In seinem Beschlussentwurf für den Flüchtlingsgipfel am 10. Mai macht das Kanzleramt klar und deutlich, wie die finanziellen Verhältnisse und Lasten zwischen Bund und Ländern aussehen. Nämlich total schief und einseitig zuungunsten des Bundes. Und deswegen will die Bundesregierung weitere Forderungen der Länder und Kommunen bei der Bewältigung der andauernden Flüchtlingskrise abwehren.

„Unappetitliche Gier“

Dass der Bund zugunsten der Länder verliert, ist nicht neu. Sondern das Ergebnis einer unseligen Entwicklung seit mindestens 30 Jahren. Echte Liberale und Freunde des Föderalismus stören sich schon lange daran. So wie der finanzpolitische Sprecher der FDP-Bundestagsfraktion, Markus Herbrand. Den Ländern seien „beim Schröpfen des Bundes keine Skrupel bekannt, obwohl die eigenen Steuereinnahmen auf Rekordniveau liegen“. Herbrand stammt aus der Eifel und ist von Natur aus ein groß gewachsener, ruhiger und besonnener Landsmann.
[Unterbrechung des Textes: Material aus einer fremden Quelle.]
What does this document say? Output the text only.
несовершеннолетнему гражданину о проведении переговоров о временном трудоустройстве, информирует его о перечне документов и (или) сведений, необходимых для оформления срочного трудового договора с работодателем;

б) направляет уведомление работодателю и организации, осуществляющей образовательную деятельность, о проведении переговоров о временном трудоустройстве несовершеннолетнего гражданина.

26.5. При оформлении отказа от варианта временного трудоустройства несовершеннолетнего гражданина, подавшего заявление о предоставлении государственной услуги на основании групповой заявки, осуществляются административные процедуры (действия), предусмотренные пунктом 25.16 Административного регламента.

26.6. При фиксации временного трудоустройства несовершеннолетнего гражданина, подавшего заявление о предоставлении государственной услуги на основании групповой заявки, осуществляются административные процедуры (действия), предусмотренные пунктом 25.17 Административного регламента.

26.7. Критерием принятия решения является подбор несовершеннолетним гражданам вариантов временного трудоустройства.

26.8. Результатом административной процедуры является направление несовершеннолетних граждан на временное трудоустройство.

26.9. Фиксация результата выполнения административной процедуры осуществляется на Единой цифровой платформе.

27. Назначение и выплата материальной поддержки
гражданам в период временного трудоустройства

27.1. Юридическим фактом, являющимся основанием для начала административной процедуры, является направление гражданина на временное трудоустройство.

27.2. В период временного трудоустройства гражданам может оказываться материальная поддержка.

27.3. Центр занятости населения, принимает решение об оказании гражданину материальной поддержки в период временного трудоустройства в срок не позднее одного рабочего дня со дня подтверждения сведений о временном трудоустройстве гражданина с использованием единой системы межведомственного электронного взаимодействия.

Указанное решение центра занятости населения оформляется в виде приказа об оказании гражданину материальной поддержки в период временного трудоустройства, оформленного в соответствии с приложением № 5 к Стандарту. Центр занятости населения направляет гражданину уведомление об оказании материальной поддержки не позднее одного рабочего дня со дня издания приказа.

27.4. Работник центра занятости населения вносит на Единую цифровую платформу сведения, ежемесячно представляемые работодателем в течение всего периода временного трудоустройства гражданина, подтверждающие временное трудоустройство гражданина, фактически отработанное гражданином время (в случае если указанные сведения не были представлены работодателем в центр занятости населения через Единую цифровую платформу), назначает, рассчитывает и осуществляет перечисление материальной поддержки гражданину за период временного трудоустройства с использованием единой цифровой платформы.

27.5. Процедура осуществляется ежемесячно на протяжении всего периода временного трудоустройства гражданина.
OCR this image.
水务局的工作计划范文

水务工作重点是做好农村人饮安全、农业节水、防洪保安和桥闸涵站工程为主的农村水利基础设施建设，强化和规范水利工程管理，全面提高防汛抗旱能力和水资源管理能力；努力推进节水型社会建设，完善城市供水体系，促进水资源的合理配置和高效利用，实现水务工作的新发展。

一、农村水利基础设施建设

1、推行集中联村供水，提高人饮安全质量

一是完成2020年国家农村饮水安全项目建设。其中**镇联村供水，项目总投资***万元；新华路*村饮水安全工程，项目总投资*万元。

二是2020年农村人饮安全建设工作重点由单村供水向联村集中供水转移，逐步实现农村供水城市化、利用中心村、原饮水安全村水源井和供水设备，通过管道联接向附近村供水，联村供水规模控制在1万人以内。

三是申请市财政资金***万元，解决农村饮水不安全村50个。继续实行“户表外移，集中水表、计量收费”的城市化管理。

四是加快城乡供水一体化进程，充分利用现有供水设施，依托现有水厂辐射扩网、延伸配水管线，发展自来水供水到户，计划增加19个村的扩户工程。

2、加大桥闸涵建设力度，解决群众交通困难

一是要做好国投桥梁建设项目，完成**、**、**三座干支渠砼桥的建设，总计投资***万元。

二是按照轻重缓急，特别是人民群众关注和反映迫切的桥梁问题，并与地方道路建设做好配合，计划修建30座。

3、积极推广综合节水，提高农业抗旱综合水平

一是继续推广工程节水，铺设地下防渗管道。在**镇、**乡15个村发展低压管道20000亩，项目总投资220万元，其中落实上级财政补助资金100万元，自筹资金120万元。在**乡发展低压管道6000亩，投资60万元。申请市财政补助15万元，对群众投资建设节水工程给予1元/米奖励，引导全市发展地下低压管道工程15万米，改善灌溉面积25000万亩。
Doch beim Thema Bund-Länder-Finanzen platzt dem Eifeler inzwischen der Kragen. Von einer „unappetitlichen Gier nach immer neuen Subventionen und Kostenübernahmen des Bundes“ schimpft er. Immer wieder würde die Mär von den klammen Ländern erzählt.




Kritik vom Rechnungshof

Der Bundesrechnungshof untermauert die unselige Entwicklung mit Zahlen. Zwischen 2011 und 2023 sei der Anteil des Bundes am Gesamtsteueraufkommen von 43,3 auf 39,3 Prozent gesunken. Dadurch fehlten dem Bund im Finanzplanungszeitraum 2022 bis 2026 rund 202 Milliarden Euro. Über den Verzicht auf Steueranteile hinaus finanziert der Bund laut Rechnungshof direkt Aufgaben, „die im Kern bei den Ländern und Kommunen liegen“. Konkret für Schulen und Hochschulen, Kosten der Unterkunft und Heizung, Städtebauförderung, Digitale Infrastruktur, Kommunalinvestitionen… Aktuell kommt eine Kofinanzierung beim 49-Euro-Ticket hinzu. „Der Bund har seine Belastungsgrenze erreicht“, schreibt der Bundesrechnungshof. „Die Länder müssen sich ihm gegenüber jetzt solidarisch zeigen.“

Solidarität ein Fremdwort

Solidarisch! Die Länder!? Kein Denken dran. Die Ministerpräsidenten der 16 Länder bilden gerade wieder eine Einheitsfront gegen den Bund. „Seite an Seite“, wie es einer vor dem Flüchtlingsgipfel an diesem Mittwoch formuliert.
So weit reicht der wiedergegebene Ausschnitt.